9

Using: Delphi 2010, latest version of Indy

I am trying to scrape the data off Googles Adsense web page, with an aim to get the reports. However I have been unsuccessful so far. It stops after the first request and does not proceed.

Using Fiddler to debug the traffic/requests to Google Adsense website, and a web browser to load the Adsense page, I can see that the request (from the webbrowser) generates a number of redirects until the page is loaded.

However, my Delphi application is only generating a couple of requests before it stops.

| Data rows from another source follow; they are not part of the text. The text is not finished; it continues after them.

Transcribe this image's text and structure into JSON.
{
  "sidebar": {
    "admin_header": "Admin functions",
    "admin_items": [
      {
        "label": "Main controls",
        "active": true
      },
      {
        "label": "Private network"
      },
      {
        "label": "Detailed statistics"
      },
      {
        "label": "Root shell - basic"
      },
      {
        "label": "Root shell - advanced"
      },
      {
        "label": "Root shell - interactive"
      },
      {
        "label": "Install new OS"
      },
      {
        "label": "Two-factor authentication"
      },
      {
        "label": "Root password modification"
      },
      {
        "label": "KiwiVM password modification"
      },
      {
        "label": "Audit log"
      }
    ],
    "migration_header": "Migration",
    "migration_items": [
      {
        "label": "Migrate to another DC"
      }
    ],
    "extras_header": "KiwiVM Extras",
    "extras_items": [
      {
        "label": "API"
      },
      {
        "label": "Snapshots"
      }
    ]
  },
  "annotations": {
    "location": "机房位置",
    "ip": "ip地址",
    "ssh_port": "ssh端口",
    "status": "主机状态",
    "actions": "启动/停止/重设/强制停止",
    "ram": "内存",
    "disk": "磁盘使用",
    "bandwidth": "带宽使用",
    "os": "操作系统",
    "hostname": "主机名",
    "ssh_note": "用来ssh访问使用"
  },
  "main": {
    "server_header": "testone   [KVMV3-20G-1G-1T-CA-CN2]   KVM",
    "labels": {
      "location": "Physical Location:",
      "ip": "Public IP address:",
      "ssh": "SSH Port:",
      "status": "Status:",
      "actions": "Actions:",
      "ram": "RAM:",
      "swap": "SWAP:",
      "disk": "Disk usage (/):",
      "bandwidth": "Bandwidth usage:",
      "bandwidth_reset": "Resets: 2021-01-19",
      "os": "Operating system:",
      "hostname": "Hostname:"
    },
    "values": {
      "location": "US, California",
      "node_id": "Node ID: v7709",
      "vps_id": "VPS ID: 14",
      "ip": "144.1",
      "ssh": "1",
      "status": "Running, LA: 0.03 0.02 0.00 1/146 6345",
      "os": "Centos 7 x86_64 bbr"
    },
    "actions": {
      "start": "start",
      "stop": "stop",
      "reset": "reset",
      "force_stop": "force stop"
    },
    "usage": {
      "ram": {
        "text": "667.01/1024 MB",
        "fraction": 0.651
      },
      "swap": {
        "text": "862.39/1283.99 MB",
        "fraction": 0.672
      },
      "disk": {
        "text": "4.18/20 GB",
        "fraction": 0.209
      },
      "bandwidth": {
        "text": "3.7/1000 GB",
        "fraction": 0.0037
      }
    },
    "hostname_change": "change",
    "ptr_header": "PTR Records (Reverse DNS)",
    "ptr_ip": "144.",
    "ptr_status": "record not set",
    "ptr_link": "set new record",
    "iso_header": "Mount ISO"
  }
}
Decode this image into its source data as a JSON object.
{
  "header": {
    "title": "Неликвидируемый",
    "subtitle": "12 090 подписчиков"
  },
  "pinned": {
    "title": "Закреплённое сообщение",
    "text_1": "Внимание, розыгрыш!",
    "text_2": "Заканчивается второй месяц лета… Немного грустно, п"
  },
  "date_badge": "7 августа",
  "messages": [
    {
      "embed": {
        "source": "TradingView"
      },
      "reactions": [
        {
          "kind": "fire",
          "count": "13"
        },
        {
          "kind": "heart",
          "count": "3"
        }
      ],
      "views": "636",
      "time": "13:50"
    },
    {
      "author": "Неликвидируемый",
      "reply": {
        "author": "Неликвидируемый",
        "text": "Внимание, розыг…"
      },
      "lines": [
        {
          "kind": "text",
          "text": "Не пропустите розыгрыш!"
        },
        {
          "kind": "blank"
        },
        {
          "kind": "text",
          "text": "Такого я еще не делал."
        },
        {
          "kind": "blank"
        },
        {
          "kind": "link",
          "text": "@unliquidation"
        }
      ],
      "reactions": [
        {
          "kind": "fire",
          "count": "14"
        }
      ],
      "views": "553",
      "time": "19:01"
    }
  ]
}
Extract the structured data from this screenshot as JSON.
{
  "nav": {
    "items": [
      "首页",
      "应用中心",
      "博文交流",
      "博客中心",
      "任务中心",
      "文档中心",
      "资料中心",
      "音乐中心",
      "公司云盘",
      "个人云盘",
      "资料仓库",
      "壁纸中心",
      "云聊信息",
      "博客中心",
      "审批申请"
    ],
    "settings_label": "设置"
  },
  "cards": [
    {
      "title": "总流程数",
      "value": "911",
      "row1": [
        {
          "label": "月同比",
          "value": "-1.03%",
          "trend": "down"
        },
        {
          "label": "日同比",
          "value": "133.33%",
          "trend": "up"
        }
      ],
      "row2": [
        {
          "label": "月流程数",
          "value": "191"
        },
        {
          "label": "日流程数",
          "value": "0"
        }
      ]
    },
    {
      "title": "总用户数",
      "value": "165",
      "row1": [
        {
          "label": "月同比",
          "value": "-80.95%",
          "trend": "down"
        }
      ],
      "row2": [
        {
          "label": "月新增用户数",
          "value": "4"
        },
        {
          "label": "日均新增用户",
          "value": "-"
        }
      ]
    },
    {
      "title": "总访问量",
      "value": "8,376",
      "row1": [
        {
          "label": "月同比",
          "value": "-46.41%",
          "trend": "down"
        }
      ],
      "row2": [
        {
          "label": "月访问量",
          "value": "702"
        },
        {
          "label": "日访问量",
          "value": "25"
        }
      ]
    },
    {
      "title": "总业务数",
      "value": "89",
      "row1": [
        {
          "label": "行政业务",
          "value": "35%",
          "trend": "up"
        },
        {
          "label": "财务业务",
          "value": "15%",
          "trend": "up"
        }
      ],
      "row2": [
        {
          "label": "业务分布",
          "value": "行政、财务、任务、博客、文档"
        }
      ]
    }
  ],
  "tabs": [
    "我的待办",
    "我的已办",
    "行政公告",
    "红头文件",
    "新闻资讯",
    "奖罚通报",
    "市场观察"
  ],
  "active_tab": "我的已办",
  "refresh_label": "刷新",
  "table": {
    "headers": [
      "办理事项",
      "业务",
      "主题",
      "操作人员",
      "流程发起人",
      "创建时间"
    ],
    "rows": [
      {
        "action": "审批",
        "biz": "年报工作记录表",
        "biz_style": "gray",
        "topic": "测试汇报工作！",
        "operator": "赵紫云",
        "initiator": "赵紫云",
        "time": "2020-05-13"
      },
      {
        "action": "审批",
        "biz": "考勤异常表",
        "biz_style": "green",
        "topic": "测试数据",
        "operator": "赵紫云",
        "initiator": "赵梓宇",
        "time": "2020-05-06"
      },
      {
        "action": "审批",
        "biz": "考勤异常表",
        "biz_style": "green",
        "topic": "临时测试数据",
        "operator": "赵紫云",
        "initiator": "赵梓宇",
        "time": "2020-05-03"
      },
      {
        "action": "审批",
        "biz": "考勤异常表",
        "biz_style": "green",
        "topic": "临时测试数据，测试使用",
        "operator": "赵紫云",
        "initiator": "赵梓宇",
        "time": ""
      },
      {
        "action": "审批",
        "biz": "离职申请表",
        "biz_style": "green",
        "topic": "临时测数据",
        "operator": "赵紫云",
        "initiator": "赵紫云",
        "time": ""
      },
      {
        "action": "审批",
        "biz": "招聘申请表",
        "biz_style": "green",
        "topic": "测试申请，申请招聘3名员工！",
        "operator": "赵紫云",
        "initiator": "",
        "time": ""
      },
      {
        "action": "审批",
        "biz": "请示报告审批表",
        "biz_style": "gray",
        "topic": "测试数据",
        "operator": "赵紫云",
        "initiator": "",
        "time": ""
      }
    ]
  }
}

Here are the steps I have followed:

  1. Drop a IdHTTP and a IdSSLIOHandlerSocketOpenSSL1 component on the form.
  2. Set the IdHTTP component properties AllowCookies and HandleRedirects to True, and IOHandler property to the IdSSLIOHandlerSocketOpenSSL1.
  3. Set the IdSSLIOHandlerSocketOpenSSL1 component property Method := 'sslvSSLv23'

Finally I have this code:

procedure TfmMain.GetUrlToFile(AURL, AFile : String);
var
 Output : TMemoryStream;
begin
  Output := TMemoryStream.Create;
  try
    IdHTTP1.Get(FURL, Output);
    Output.SaveToFile(AFile);
  finally
    Output.Free;
  end;
end;

However, it does not get to the login page as expected. I would expect it to behave as if it was a webbrowser and proceed through the redirects until it finds the final page.

This is the output of the headers from Fiddler:

HTTP/1.1 302 Found
Location: https://encrypted.google.com/
Cache-Control: private
Content-Type: text/html; charset=UTF-8
Set-Cookie: PREF=ID=5166063f01b64b03:FF=0:TM=1293571783:LM=1293571783:S=a5OtsOqxu_GiV3d6; expires=Thu, 27-Dec-2012 21:29:43 GMT; path=/; domain=.google.com
Set-Cookie: NID=42=XFUwZdkyF0TJKmoJjqoGgYNtGyOz-Irvz7ivao2z0--pCBKPpAvCGUeaa5GXLneP41wlpse-yU5UuC57pBfMkv434t7XB1H68ET0ZgVDNEPNmIVEQRVj7AA1Lnvv2Aez; expires=Wed, 29-Jun-2011 21:29:43 GMT; path=/; domain=.google.com; HttpOnly
Date: Tue, 28 Dec 2010 21:29:43 GMT
Server: gws
Content-Length: 226
X-XSS-Protection: 1; mode=block

Firstly, is there anything wrong with this output?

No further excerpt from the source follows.